Activism

From ANIMAL PEOPLE, December 1997:

The U.S. Supreme Court o n
November 3 affirmed a 1994 Federal Court
of Appeals ruling on behalf of the Animal
Legal Defense Fund that proceedings of the
National Academy of the Sciences are subject
to the 1972 Federal Advisory Committee
Act. This means meetings of Academy committees
must be open to the public, makes
documents accessible under the Freedom of
Information Act, and means committee meetings
must be attended by a federal government
representative. Observed New York Times science
reporter Nicholas Wade, “Officials of
the Academy say that subjecting it to the law
would undermine its independence from the
government and the credibility of its reports.

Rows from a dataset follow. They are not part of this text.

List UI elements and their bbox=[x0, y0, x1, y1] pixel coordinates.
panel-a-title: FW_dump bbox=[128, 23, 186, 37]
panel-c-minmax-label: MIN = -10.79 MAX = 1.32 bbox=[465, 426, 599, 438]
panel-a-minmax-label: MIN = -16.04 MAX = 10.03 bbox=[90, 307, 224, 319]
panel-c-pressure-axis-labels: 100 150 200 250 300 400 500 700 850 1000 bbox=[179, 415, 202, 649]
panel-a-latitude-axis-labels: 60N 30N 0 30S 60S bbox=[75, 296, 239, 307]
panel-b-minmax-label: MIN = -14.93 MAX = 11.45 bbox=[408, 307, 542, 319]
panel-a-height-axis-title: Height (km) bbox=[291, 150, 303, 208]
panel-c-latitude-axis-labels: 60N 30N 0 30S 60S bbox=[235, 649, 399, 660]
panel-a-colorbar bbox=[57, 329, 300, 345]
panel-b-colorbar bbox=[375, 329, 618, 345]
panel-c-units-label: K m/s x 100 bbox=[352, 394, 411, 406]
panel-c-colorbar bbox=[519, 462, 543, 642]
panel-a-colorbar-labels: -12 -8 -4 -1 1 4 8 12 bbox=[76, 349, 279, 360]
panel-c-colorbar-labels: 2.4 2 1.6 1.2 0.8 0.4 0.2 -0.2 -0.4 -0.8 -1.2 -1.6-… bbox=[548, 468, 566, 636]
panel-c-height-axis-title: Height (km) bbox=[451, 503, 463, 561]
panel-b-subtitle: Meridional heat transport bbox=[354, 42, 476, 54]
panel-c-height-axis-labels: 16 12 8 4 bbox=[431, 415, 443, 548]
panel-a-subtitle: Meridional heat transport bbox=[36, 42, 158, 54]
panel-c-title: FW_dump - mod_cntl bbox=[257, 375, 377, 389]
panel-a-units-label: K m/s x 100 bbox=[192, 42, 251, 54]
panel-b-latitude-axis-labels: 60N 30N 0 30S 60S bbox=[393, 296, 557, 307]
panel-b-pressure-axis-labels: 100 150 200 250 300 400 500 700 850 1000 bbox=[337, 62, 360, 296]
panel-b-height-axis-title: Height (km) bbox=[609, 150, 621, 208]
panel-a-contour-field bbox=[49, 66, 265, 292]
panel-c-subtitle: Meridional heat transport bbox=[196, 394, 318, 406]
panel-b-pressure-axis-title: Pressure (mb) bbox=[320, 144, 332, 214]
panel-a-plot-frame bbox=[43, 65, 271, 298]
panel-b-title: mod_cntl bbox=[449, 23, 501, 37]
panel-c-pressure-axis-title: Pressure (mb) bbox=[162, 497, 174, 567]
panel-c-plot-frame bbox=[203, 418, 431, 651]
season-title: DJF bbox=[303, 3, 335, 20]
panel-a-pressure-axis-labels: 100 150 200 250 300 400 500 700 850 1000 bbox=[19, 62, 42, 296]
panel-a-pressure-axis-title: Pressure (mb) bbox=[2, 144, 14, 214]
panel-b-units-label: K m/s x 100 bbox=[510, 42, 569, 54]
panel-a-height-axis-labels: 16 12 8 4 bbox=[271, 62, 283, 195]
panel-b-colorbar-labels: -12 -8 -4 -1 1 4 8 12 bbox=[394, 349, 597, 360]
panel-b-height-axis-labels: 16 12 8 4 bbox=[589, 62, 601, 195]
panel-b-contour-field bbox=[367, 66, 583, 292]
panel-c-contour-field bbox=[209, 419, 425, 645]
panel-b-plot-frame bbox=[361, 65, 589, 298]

The Academy is hoping to persuade Congress
to exempt it. Failing that, the scientists who
sit on the Academy’s governing council say,
they will simply not appoint committees––in
effect threatening to bring the Academy out on
strike, since running committees is a principal
part of its business.” Responded ALDF
lawyer Eric R. Glitzenstein, “They just don’t
want to have their operations scrutinized.”
Dawn Ratcliffe, 24, hunger striking
since she was jailed for 45 days on
October 2 for trying to block access to the
Labor Day pigeon shoot in Hegins, Pennsylvania,
was hospitalized on October 29.
Ratcliffe had vowed to starve herself until the
Pennsylvania House of Representatives
agreed to vote on a bill to ban pigeon shoots,
which has 46 cosponsors but is tied up in a
hunter-dominated committee. On October 31
the Schuykill County court rejected a motion
on Ratcliffe’s behalf for early parole––and the
Pennsylvania legislature recessed for three
weeks. “Dawn looks weak, thin, and tired,”
said Heidi Prescott, national director for the
Fund for Animals, “and we are very worried
about her health. We asked her to eat. She
agreed to drink additional fluids.”
Ape Army organizer Rick Bogle
was jailed for trespassing on November 1 for
trying to start a nine-day vigil outside the
California Regional Primate Center at the
University of California at Davis. Three of
23 people who turned out the next day to
demonstrate in his support were also charged
with trespass––Geoffrey George Derivshian,
20, of Fresno; and Joshua Harper, 22, and
Katies Louis, 19, both of Portland, Oregon.
Cuyahoga County Common Pleas
judge Frank Celebrezze Jr. on November 4
and November 13 granted Ohioans for
Animal Rights a temporary restraining order
and a preliminary injunction to delay a proposed
deer cull in the Cuyahoga Valley
National Recreation Area until January 5, at
soonest, when he is to hear the OAR case that
the cull scheme is based on faulty biology.
Alleged animal rights activist firebomber
Barry Horne, 45, of Northampton,
England, was convicted on November 12 in
Bristol of four counts of arson, five counts of
attempted arson recklessly endangering human
life, and one count of possessing articles with
intent to damage property. One of his incendiary
devices was found by a woman who had
unwittingly let her children play with it.